In considering these factors it is accepted that the agreement operates in a manner that would be expected where an employer engages a child care operator to manage the employer's child care centre.

The management agreement be able to be terminated on normal commercial grounds

The MA details the grounds on which the agreement can be terminated. These grounds are accepted as being on normal commercial grounds.

Where the management agreement is terminated, there is no impediment to another child care operator being engaged to manage and operate the facility on the particular premises

This condition is met.

The document granting the employer or employers tenure or occupancy rights operate on normal commercial grounds

This condition is met your lease over the premises is with a third party and is separate to the MA you have with the Supplier.

The termination of the management agreement should not require termination of the employer's or employers' tenure or occupancy rights, nor should the rights under the tenure or occupancy rights agreement (for example, amount of rental, conditions of occupancy) be affected in any way

There are no clauses in the MA that require the termination of the lease in the event of the termination of the MA, or that affect the conditions of the lease.

The management agreement and tenure or occupancy rights agreement operate independently of each other

This condition is met as the Management Agreement and the Lease will operate independently of each other.

The calculation of rentals under the tenure or occupancy rights agreement, management fees and child care fees be commercially based and independent of each other

This condition is met. the MA sets out the child care fees and the conditions in which the fees will be adjusted.
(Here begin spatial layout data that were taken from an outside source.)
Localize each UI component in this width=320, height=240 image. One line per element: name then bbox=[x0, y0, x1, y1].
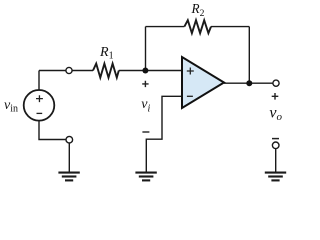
wire: inverting input step down to middle ground bbox=[146, 96, 182, 171]
lower-left terminal (open circle) bbox=[66, 136, 73, 143]
wire: top-left horizontal from corner through input terminal to R1 bbox=[39, 70, 93, 72]
wire: lower-right terminal down to right ground bbox=[275, 145, 277, 171]
wire: R1 right lead to node A bbox=[119, 70, 182, 72]
resistor R2 bbox=[184, 20, 211, 33]
v_o plus polarity mark bbox=[272, 93, 279, 100]
output terminal (open circle) bbox=[273, 80, 279, 86]
op-amp U1 bbox=[182, 57, 224, 108]
ground (right, below output) bbox=[265, 173, 286, 181]
ground (middle, inverting input reference) bbox=[135, 173, 156, 181]
v_i plus polarity mark bbox=[142, 81, 148, 87]
wire: node A up to feedback top rail bbox=[145, 27, 147, 71]
voltage source Vin bbox=[24, 90, 55, 121]
wire: feedback right vertical down to output node bbox=[248, 27, 250, 84]
lower-right terminal (open circle) bbox=[272, 142, 279, 149]
ground (left, below source) bbox=[58, 173, 79, 181]
wire: source bottom lead down and right to lower-left terminal bbox=[39, 121, 69, 140]
input terminal (open circle) bbox=[66, 67, 72, 73]
v_o minus polarity mark bbox=[272, 138, 279, 140]
resistor R1 bbox=[93, 64, 119, 78]
op-amp noninverting pin plus mark bbox=[187, 68, 194, 75]
source minus mark bbox=[37, 112, 43, 114]
wire: source top lead up from Vin to top-left corner bbox=[38, 71, 40, 91]
wire: lower-left terminal down to left ground bbox=[68, 140, 70, 172]
wire: op-amp output from apex to output terminal bbox=[224, 82, 276, 84]
output node junction dot bbox=[246, 80, 252, 86]
v_i minus polarity mark bbox=[142, 131, 149, 133]
node A junction dot (op-amp + input) bbox=[142, 68, 148, 74]
source plus mark bbox=[36, 95, 43, 102]
op-amp inverting pin minus mark bbox=[187, 95, 193, 97]
wire: top rail right segment from R2 to right corner bbox=[211, 26, 249, 28]
wire: top rail left segment to R2 bbox=[146, 26, 185, 28]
The lease agreement and the MA are separate documents independent of each other.

The risks held by the various parties be consistent with the relevant premises being those of the employer or employers (for example, risks in respect of flow of funds, insurance, etc)
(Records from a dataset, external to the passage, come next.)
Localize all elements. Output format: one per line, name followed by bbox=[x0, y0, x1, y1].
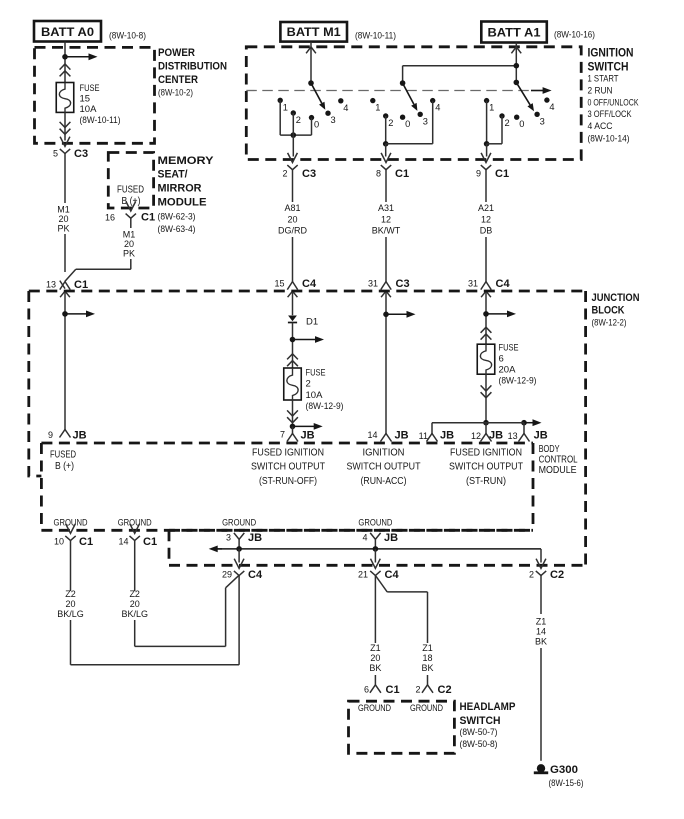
svg-text:(8W-12-2): (8W-12-2) bbox=[592, 318, 627, 329]
svg-text:4 ACC: 4 ACC bbox=[588, 120, 613, 131]
svg-text:M1: M1 bbox=[57, 204, 70, 214]
svg-text:4: 4 bbox=[362, 532, 367, 542]
svg-text:3: 3 bbox=[540, 116, 545, 126]
svg-text:7: 7 bbox=[280, 430, 285, 440]
svg-text:MIRROR: MIRROR bbox=[158, 183, 202, 195]
svg-text:JB: JB bbox=[73, 430, 87, 442]
svg-text:C4: C4 bbox=[302, 278, 317, 290]
svg-text:C2: C2 bbox=[438, 684, 452, 696]
svg-text:SWITCH OUTPUT: SWITCH OUTPUT bbox=[251, 462, 325, 473]
svg-text:(ST-RUN-OFF): (ST-RUN-OFF) bbox=[259, 476, 317, 487]
svg-text:JB: JB bbox=[248, 532, 262, 544]
svg-text:C1: C1 bbox=[143, 536, 157, 548]
svg-text:15: 15 bbox=[80, 94, 91, 105]
svg-text:20A: 20A bbox=[499, 364, 517, 375]
svg-text:Z2: Z2 bbox=[129, 589, 140, 599]
svg-text:2: 2 bbox=[282, 169, 287, 179]
svg-text:DISTRIBUTION: DISTRIBUTION bbox=[158, 61, 227, 73]
svg-text:13: 13 bbox=[46, 280, 56, 290]
svg-text:C2: C2 bbox=[550, 569, 564, 581]
svg-text:FUSED: FUSED bbox=[117, 185, 144, 196]
svg-text:C4: C4 bbox=[496, 278, 511, 290]
svg-text:4: 4 bbox=[343, 103, 348, 113]
svg-text:2: 2 bbox=[505, 118, 510, 128]
svg-text:1: 1 bbox=[283, 102, 288, 112]
svg-text:IGNITION: IGNITION bbox=[588, 47, 634, 59]
svg-text:31: 31 bbox=[368, 278, 378, 288]
svg-text:2: 2 bbox=[388, 118, 393, 128]
svg-text:31: 31 bbox=[468, 278, 478, 288]
svg-text:JB: JB bbox=[395, 430, 409, 442]
svg-text:16: 16 bbox=[105, 212, 115, 222]
svg-text:C1: C1 bbox=[141, 212, 155, 224]
svg-text:20: 20 bbox=[58, 214, 68, 224]
svg-text:MODULE: MODULE bbox=[158, 197, 207, 209]
svg-text:6: 6 bbox=[364, 685, 369, 695]
svg-text:G300: G300 bbox=[550, 764, 578, 776]
svg-text:SEAT/: SEAT/ bbox=[158, 169, 189, 181]
svg-text:SWITCH OUTPUT: SWITCH OUTPUT bbox=[449, 462, 523, 473]
svg-text:C4: C4 bbox=[385, 569, 400, 581]
svg-text:BATT A1: BATT A1 bbox=[488, 27, 542, 39]
svg-text:BK/LG: BK/LG bbox=[121, 609, 148, 619]
svg-text:4: 4 bbox=[549, 102, 554, 112]
svg-text:(8W-10-11): (8W-10-11) bbox=[355, 30, 396, 41]
svg-text:FUSE: FUSE bbox=[499, 343, 519, 354]
svg-text:13: 13 bbox=[508, 431, 518, 441]
svg-text:(8W-10-2): (8W-10-2) bbox=[158, 87, 193, 98]
svg-text:(8W-63-4): (8W-63-4) bbox=[158, 224, 196, 235]
svg-text:BLOCK: BLOCK bbox=[592, 305, 626, 317]
svg-text:MEMORY: MEMORY bbox=[158, 155, 215, 167]
svg-text:29: 29 bbox=[222, 570, 232, 580]
svg-text:DB: DB bbox=[480, 226, 493, 236]
svg-text:JB: JB bbox=[384, 532, 398, 544]
svg-text:Z2: Z2 bbox=[65, 589, 76, 599]
svg-text:2: 2 bbox=[296, 115, 301, 125]
svg-text:Z1: Z1 bbox=[370, 643, 381, 653]
svg-text:3: 3 bbox=[226, 532, 231, 542]
svg-text:20: 20 bbox=[130, 599, 140, 609]
svg-text:14: 14 bbox=[536, 627, 546, 637]
svg-text:C1: C1 bbox=[74, 279, 88, 291]
svg-text:18: 18 bbox=[422, 653, 432, 663]
svg-text:3: 3 bbox=[331, 115, 336, 125]
svg-text:GROUND: GROUND bbox=[54, 516, 88, 527]
svg-text:BK/WT: BK/WT bbox=[372, 226, 401, 236]
svg-text:JB: JB bbox=[301, 430, 315, 442]
svg-text:BATT M1: BATT M1 bbox=[287, 27, 342, 39]
svg-text:20: 20 bbox=[370, 653, 380, 663]
svg-text:20: 20 bbox=[65, 599, 75, 609]
svg-text:GROUND: GROUND bbox=[410, 702, 443, 713]
svg-text:0: 0 bbox=[405, 119, 410, 129]
svg-text:4: 4 bbox=[435, 103, 440, 113]
svg-text:3 OFF/LOCK: 3 OFF/LOCK bbox=[588, 108, 633, 119]
svg-text:2: 2 bbox=[306, 379, 311, 390]
svg-text:Z1: Z1 bbox=[422, 643, 433, 653]
svg-text:0: 0 bbox=[519, 119, 524, 129]
svg-text:6: 6 bbox=[499, 354, 504, 365]
svg-text:PK: PK bbox=[123, 249, 135, 259]
svg-text:C4: C4 bbox=[248, 569, 263, 581]
svg-text:12: 12 bbox=[471, 431, 481, 441]
svg-text:(8W-50-7): (8W-50-7) bbox=[460, 727, 498, 738]
svg-text:(8W-62-3): (8W-62-3) bbox=[158, 212, 196, 223]
svg-text:A31: A31 bbox=[378, 203, 394, 213]
svg-text:A81: A81 bbox=[284, 203, 300, 213]
svg-text:14: 14 bbox=[118, 536, 128, 546]
svg-text:JB: JB bbox=[534, 430, 548, 442]
svg-text:SWITCH OUTPUT: SWITCH OUTPUT bbox=[347, 462, 421, 473]
svg-text:C3: C3 bbox=[302, 168, 316, 180]
svg-text:GROUND: GROUND bbox=[358, 702, 391, 713]
svg-text:(RUN-ACC): (RUN-ACC) bbox=[361, 476, 407, 487]
svg-text:FUSED IGNITION: FUSED IGNITION bbox=[252, 447, 324, 458]
svg-text:14: 14 bbox=[367, 430, 377, 440]
svg-text:BK: BK bbox=[535, 637, 547, 647]
svg-text:(8W-12-9): (8W-12-9) bbox=[499, 375, 537, 386]
svg-text:C1: C1 bbox=[386, 684, 400, 696]
svg-text:GROUND: GROUND bbox=[358, 516, 392, 527]
svg-text:JUNCTION: JUNCTION bbox=[592, 292, 640, 304]
svg-text:2: 2 bbox=[529, 570, 534, 580]
svg-text:D1: D1 bbox=[306, 317, 318, 328]
svg-text:BK/LG: BK/LG bbox=[57, 609, 84, 619]
svg-text:20: 20 bbox=[287, 214, 297, 224]
svg-text:(8W-10-16): (8W-10-16) bbox=[554, 30, 595, 41]
svg-text:IGNITION: IGNITION bbox=[363, 447, 405, 458]
svg-text:BK: BK bbox=[369, 663, 381, 673]
svg-text:BK: BK bbox=[421, 663, 433, 673]
svg-text:B (+): B (+) bbox=[55, 461, 74, 472]
svg-text:(8W-50-8): (8W-50-8) bbox=[460, 739, 498, 750]
svg-text:BATT A0: BATT A0 bbox=[41, 27, 94, 39]
svg-text:B (+): B (+) bbox=[122, 196, 141, 207]
svg-text:8: 8 bbox=[376, 169, 381, 179]
svg-text:12: 12 bbox=[481, 214, 491, 224]
svg-text:2: 2 bbox=[415, 685, 420, 695]
svg-text:1 START: 1 START bbox=[588, 73, 619, 84]
svg-text:M1: M1 bbox=[123, 229, 136, 239]
svg-text:FUSE: FUSE bbox=[80, 83, 100, 94]
svg-text:3: 3 bbox=[423, 116, 428, 126]
svg-text:(8W-10-14): (8W-10-14) bbox=[588, 133, 630, 144]
svg-text:CONTROL: CONTROL bbox=[539, 455, 578, 466]
svg-text:PK: PK bbox=[57, 224, 69, 234]
svg-text:11: 11 bbox=[419, 431, 428, 441]
svg-text:10: 10 bbox=[54, 536, 64, 546]
svg-text:FUSED IGNITION: FUSED IGNITION bbox=[450, 447, 522, 458]
svg-text:BODY: BODY bbox=[539, 444, 560, 455]
svg-text:Z1: Z1 bbox=[536, 617, 547, 627]
svg-text:POWER: POWER bbox=[158, 47, 195, 59]
svg-text:(8W-12-9): (8W-12-9) bbox=[306, 401, 344, 412]
svg-text:DG/RD: DG/RD bbox=[278, 226, 308, 236]
svg-text:C3: C3 bbox=[74, 148, 88, 160]
svg-text:9: 9 bbox=[476, 169, 481, 179]
svg-text:5: 5 bbox=[53, 149, 58, 159]
svg-text:HEADLAMP: HEADLAMP bbox=[460, 701, 516, 713]
svg-text:0 OFF/UNLOCK: 0 OFF/UNLOCK bbox=[588, 96, 640, 107]
svg-text:C1: C1 bbox=[395, 168, 409, 180]
svg-text:(8W-10-11): (8W-10-11) bbox=[80, 115, 121, 126]
svg-text:1: 1 bbox=[489, 103, 494, 113]
svg-text:SWITCH: SWITCH bbox=[460, 715, 501, 727]
svg-text:10A: 10A bbox=[306, 390, 324, 401]
svg-text:MODULE: MODULE bbox=[539, 465, 577, 476]
svg-text:CENTER: CENTER bbox=[158, 74, 198, 86]
svg-text:15: 15 bbox=[274, 278, 284, 288]
svg-text:10A: 10A bbox=[80, 104, 98, 115]
svg-text:JB: JB bbox=[489, 430, 503, 442]
svg-text:GROUND: GROUND bbox=[222, 516, 256, 527]
svg-text:9: 9 bbox=[48, 430, 53, 440]
svg-text:0: 0 bbox=[314, 120, 319, 130]
svg-text:C3: C3 bbox=[396, 278, 410, 290]
svg-text:FUSE: FUSE bbox=[306, 368, 326, 379]
svg-text:12: 12 bbox=[381, 214, 391, 224]
svg-text:2 RUN: 2 RUN bbox=[588, 84, 613, 95]
svg-text:GROUND: GROUND bbox=[118, 516, 152, 527]
svg-text:JB: JB bbox=[440, 430, 454, 442]
svg-text:C1: C1 bbox=[495, 168, 509, 180]
svg-text:FUSED: FUSED bbox=[50, 449, 76, 460]
svg-text:20: 20 bbox=[124, 239, 134, 249]
svg-text:A21: A21 bbox=[478, 203, 494, 213]
svg-text:(8W-15-6): (8W-15-6) bbox=[549, 778, 584, 789]
svg-text:(8W-10-8): (8W-10-8) bbox=[109, 30, 146, 41]
svg-text:1: 1 bbox=[375, 103, 380, 113]
svg-text:C1: C1 bbox=[79, 536, 93, 548]
svg-text:21: 21 bbox=[358, 570, 368, 580]
svg-text:(ST-RUN): (ST-RUN) bbox=[466, 476, 506, 487]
Under the terms of lease you are liable for the lease expenses and maintaining public liability insurance.

You are also liable to pay for all the committed child care places under the MA.

The tenure and occupancy rights as they affect the child care facility come from the employer or employers, rather than the operator

Your occupancy rights are from the lease agreement, not from the Supplier.

The composite rights of control over the service provider, e.g., the right of termination, be on a normal commercial basis. For example, clauses in management agreements that have the effect that an operator may only be removed in the most extraordinary or extreme circumstances give rise to the inference that the activity is not 'business operations' of the employer or employers.

Paragraph 5 of TR 2000/4 states it is a question of fact and degree as to whether particular premises are business premises of a person. In making a conclusion it is necessary to consider all of the relevant facts.

In applying TR 2000/4 to the facts of your situation it is accepted you will have the necessary control over the premises. However, as indicated in paragraph 19 of TR 2000/4 for the premises to be accepted as your business premises it is necessary to be able to distinguish your circumstances from the circumstances that exist where a member of the public approaches a community or commercial child care centre and enrols one or more of their children.

In seeking to distinguish your circumstances, the following factors support the childcare activities being part of your business operations:

    · the occupancy of the premises by the Supplier is determined by the Site Licence and the Management Agreement

    · if the agreement with your Supplier is terminated there is no impediment to another operator being engaged to operate the childcare centre

    · your employees have a priority of access to positions

    · the child fees charged are subject to your approval; and

    · the reporting and service standards that are required to be met by your Supplier

Therefore no fringe benefit will arise from the provision of childcare to the children of your employees.